In deze psalm worden twee machtige koren gevormd. Eerst worden de hemelen en alles wat zich erin bevindt opgeroepen om deel te nemen aan het grote ‘halleluja’ om de HEERE te loven. Hij heeft de hemel en alles wat daarin is, geschapen en houdt alles op zijn plaats (verzen 1-6).
Daarna roept hij de aarde en alles wat daarop is op om zich bij die lofprijzing aan te sluiten. Het gaat erom Hem te loven van Wie de Naam alleen hoog verheven is en van Wie de majesteit over de hemel en de aarde is (verzen 7-13).

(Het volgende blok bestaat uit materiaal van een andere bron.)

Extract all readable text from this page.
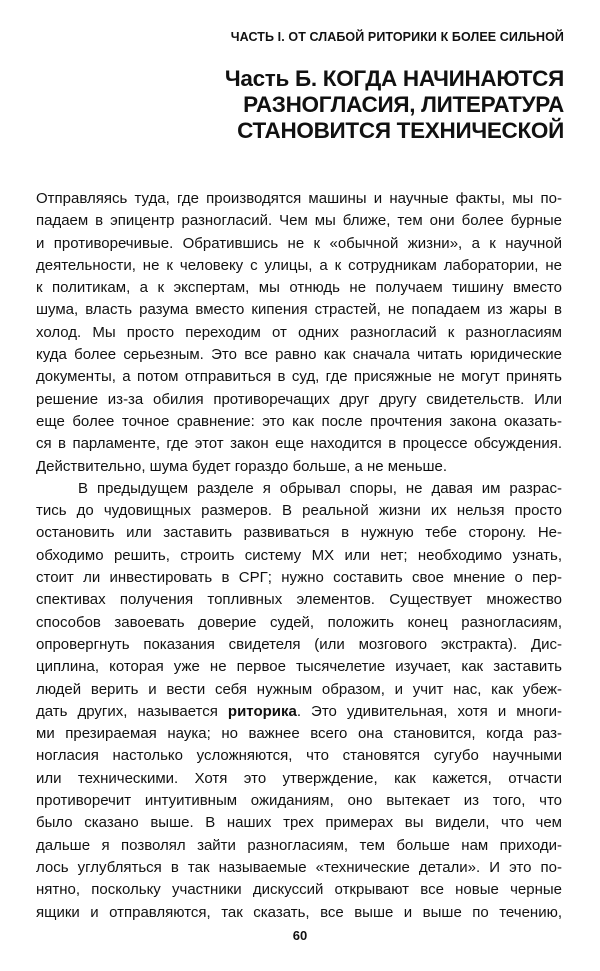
ЧАСТЬ I. ОТ СЛАБОЙ РИТОРИКИ К БОЛЕЕ СИЛЬНОЙ
Часть Б. КОГДА НАЧИНАЮТСЯ
РАЗНОГЛАСИЯ, ЛИТЕРАТУРА
СТАНОВИТСЯ ТЕХНИЧЕСКОЙ
Отправляясь туда, где производятся машины и научные факты, мы по-
падаем в эпицентр разногласий. Чем мы ближе, тем они более бурные
и противоречивые. Обратившись не к «обычной жизни», а к научной
деятельности, не к человеку с улицы, а к сотрудникам лаборатории, не
к политикам, а к экспертам, мы отнюдь не получаем тишину вместо
шума, власть разума вместо кипения страстей, не попадаем из жары в
холод. Мы просто переходим от одних разногласий к разногласиям
куда более серьезным. Это все равно как сначала читать юридические
документы, а потом отправиться в суд, где присяжные не могут принять
решение из-за обилия противоречащих друг другу свидетельств. Или
еще более точное сравнение: это как после прочтения закона оказать-
ся в парламенте, где этот закон еще находится в процессе обсуждения.
Действительно, шума будет гораздо больше, а не меньше.
В предыдущем разделе я обрывал споры, не давая им разрас-
тись до чудовищных размеров. В реальной жизни их нельзя просто
остановить или заставить развиваться в нужную тебе сторону. Не-
обходимо решить, строить систему МХ или нет; необходимо узнать,
стоит ли инвестировать в СРГ; нужно составить свое мнение о пер-
спективах получения топливных элементов. Существует множество
способов завоевать доверие судей, положить конец разногласиям,
опровергнуть показания свидетеля (или мозгового экстракта). Дис-
циплина, которая уже не первое тысячелетие изучает, как заставить
людей верить и вести себя нужным образом, и учит нас, как убеж-
дать других, называется риторика. Это удивительная, хотя и многи-
ми презираемая наука; но важнее всего она становится, когда раз-
ногласия настолько усложняются, что становятся сугубо научными
или техническими. Хотя это утверждение, как кажется, отчасти
противоречит интуитивным ожиданиям, оно вытекает из того, что
было сказано выше. В наших трех примерах вы видели, что чем
дальше я позволял зайти разногласиям, тем больше нам приходи-
лось углубляться в так называемые «технические детали». И это по-
нятно, поскольку участники дискуссий открывают все новые черные
ящики и отправляются, так сказать, все выше и выше по течению,
60
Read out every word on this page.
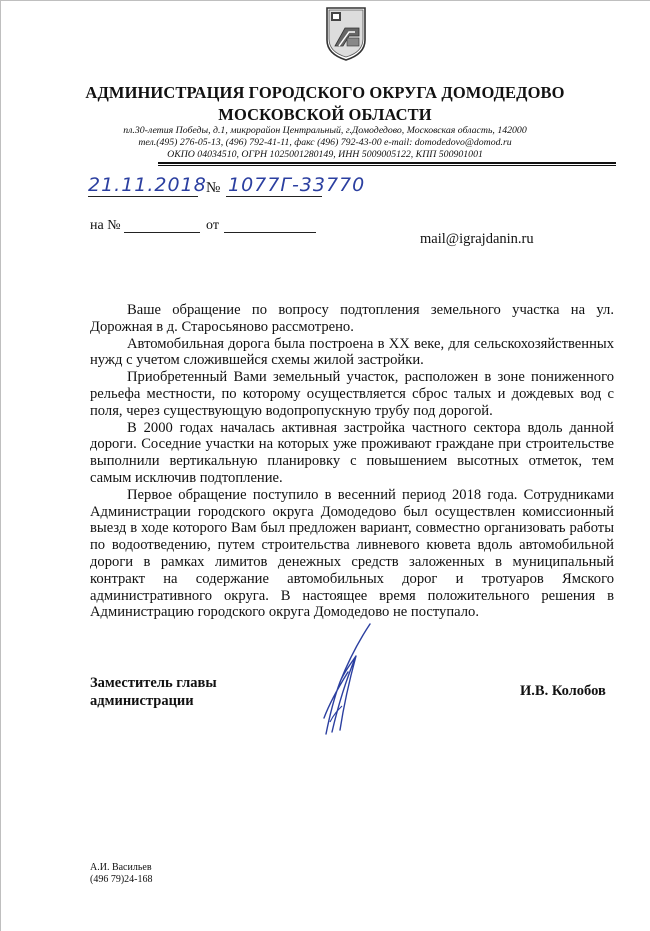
АДМИНИСТРАЦИЯ ГОРОДСКОГО ОКРУГА ДОМОДЕДОВО
МОСКОВСКОЙ ОБЛАСТИ
пл.30-летия Победы, д.1, микрорайон Центральный, г.Домодедово, Московская область, 142000
тел.(495) 276-05-13, (496) 792-41-11, факс (496) 792-43-00 e-mail: domodedovo@domod.ru
ОКПО 04034510, ОГРН 1025001280149, ИНН 5009005122, КПП 500901001
21.11.2018 № 1077Г-33770
на №	от
mail@igrajdanin.ru

Ваше обращение по вопросу подтопления земельного участка на ул. Дорожная в д. Старосьяново рассмотрено.

Автомобильная дорога была построена в XX веке, для сельскохозяйственных нужд с учетом сложившейся схемы жилой застройки.

Приобретенный Вами земельный участок, расположен в зоне пониженного рельефа местности, по которому осуществляется сброс талых и дождевых вод с поля, через существующую водопропускную трубу под дорогой.

В 2000 годах началась активная застройка частного сектора вдоль данной дороги. Соседние участки на которых уже проживают граждане при строительстве выполнили вертикальную планировку с повышением высотных отметок, тем самым исключив подтопление.

Первое обращение поступило в весенний период 2018 года. Сотрудниками Администрации городского округа Домодедово был осуществлен комиссионный выезд в ходе которого Вам был предложен вариант, совместно организовать работы по водоотведению, путем строительства ливневого кювета вдоль автомобильной дороги в рамках лимитов денежных средств заложенных в муниципальный контракт на содержание автомобильных дорог и тротуаров Ямского административного округа. В настоящее время положительного решения в Администрацию городского округа Домодедово не поступало.

Заместитель главы
администрации
И.В. Колобов
А.И. Васильев
(496 79)24-168
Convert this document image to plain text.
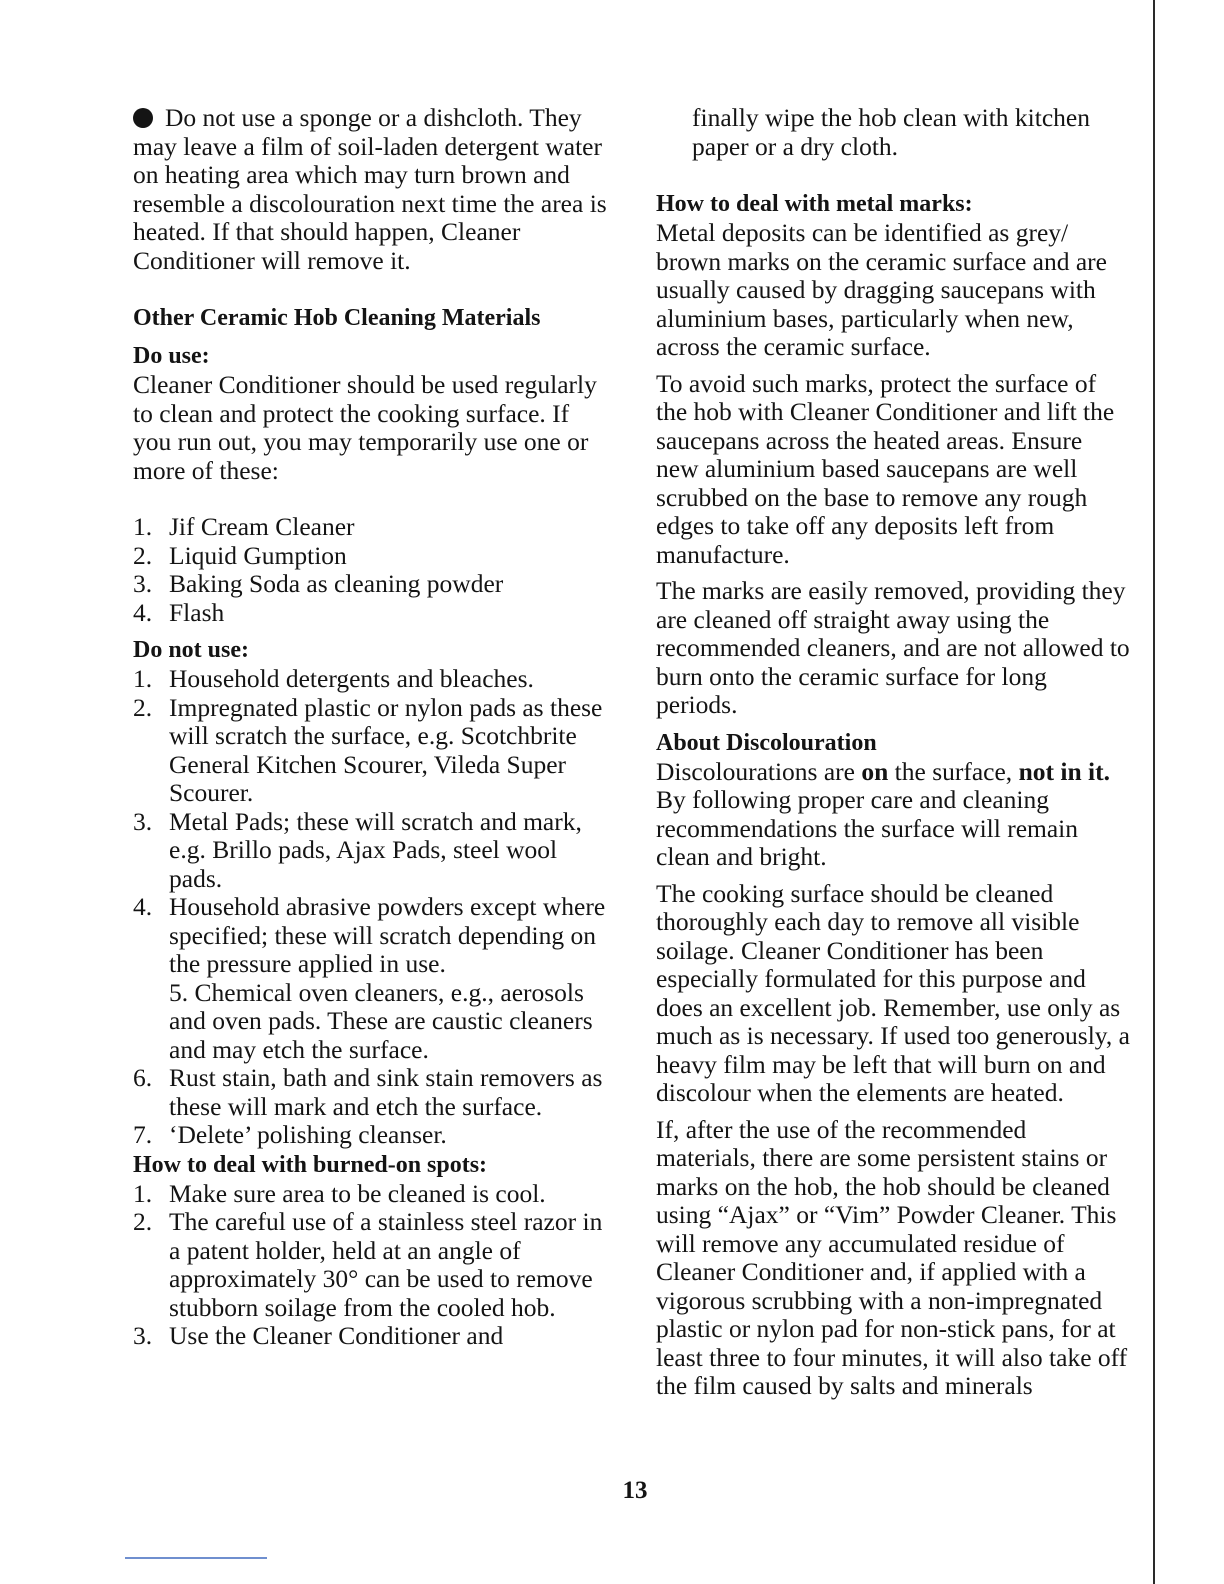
Do not use a sponge or a dishcloth. They may leave a film of soil-laden detergent water on heating area which may turn brown and resemble a discolouration next time the area is heated. If that should happen, Cleaner Conditioner will remove it.

Other Ceramic Hob Cleaning Materials
Do use:

Cleaner Conditioner should be used regularly to clean and protect the cooking surface. If you run out, you may temporarily use one or more of these:

1. Jif Cream Cleaner
2. Liquid Gumption
3. Baking Soda as cleaning powder
4. Flash
Do not use:
1. Household detergents and bleaches.
2. Impregnated plastic or nylon pads as these will scratch the surface, e.g. Scotchbrite General Kitchen Scourer, Vileda Super Scourer.
3. Metal Pads; these will scratch and mark, e.g. Brillo pads, Ajax Pads, steel wool pads.
4. Household abrasive powders except where specified; these will scratch depending on the pressure applied in use.
5. Chemical oven cleaners, e.g., aerosols and oven pads. These are caustic cleaners and may etch the surface.
6. Rust stain, bath and sink stain removers as these will mark and etch the surface.
7. ‘Delete’ polishing cleanser.
How to deal with burned-on spots:
1. Make sure area to be cleaned is cool.
2. The careful use of a stainless steel razor in a patent holder, held at an angle of approximately 30° can be used to remove stubborn soilage from the cooled hob.
3. Use the Cleaner Conditioner and

finally wipe the hob clean with kitchen paper or a dry cloth.

How to deal with metal marks:

Metal deposits can be identified as grey/ brown marks on the ceramic surface and are usually caused by dragging saucepans with aluminium bases, particularly when new, across the ceramic surface.

To avoid such marks, protect the surface of the hob with Cleaner Conditioner and lift the saucepans across the heated areas. Ensure new aluminium based saucepans are well scrubbed on the base to remove any rough edges to take off any deposits left from manufacture.

The marks are easily removed, providing they are cleaned off straight away using the recommended cleaners, and are not allowed to burn onto the ceramic surface for long periods.

About Discolouration

Discolourations are on the surface, not in it. By following proper care and cleaning recommendations the surface will remain clean and bright.

The cooking surface should be cleaned thoroughly each day to remove all visible soilage. Cleaner Conditioner has been especially formulated for this purpose and does an excellent job. Remember, use only as much as is necessary. If used too generously, a heavy film may be left that will burn on and discolour when the elements are heated.

If, after the use of the recommended materials, there are some persistent stains or marks on the hob, the hob should be cleaned using “Ajax” or “Vim” Powder Cleaner. This will remove any accumulated residue of Cleaner Conditioner and, if applied with a vigorous scrubbing with a non-impregnated plastic or nylon pad for non-stick pans, for at least three to four minutes, it will also take off the film caused by salts and minerals

13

Ten slotte wordt Gods bijzondere betrekking met Israël bezongen. Zij zijn “Zijn volk”, “Zijn gunstgenoten”, “het volk dat nabij Hem is” (vers 14). Het volk Israël is hier de plaats waar de hemel en de aarde elkaar ontmoeten om de HEERE te loven.
1 - 6 Loof de HEERE vanuit de hemel
1 Halleluja!
Loof de HEERE vanuit de hemel,
loof Hem in de hoogste plaatsen.
2 Loof Hem, al Zijn engelen,
loof Hem, al Zijn legermachten.
3 Loof Hem, zon en maan,
loof Hem, alle lichtende sterren.
4 Loof Hem, allerhoogste hemel,
en water dat boven de hemel is.
5 Laten zij de Naam van de HEERE loven,
want toen Híj het gebood, werden zij geschapen.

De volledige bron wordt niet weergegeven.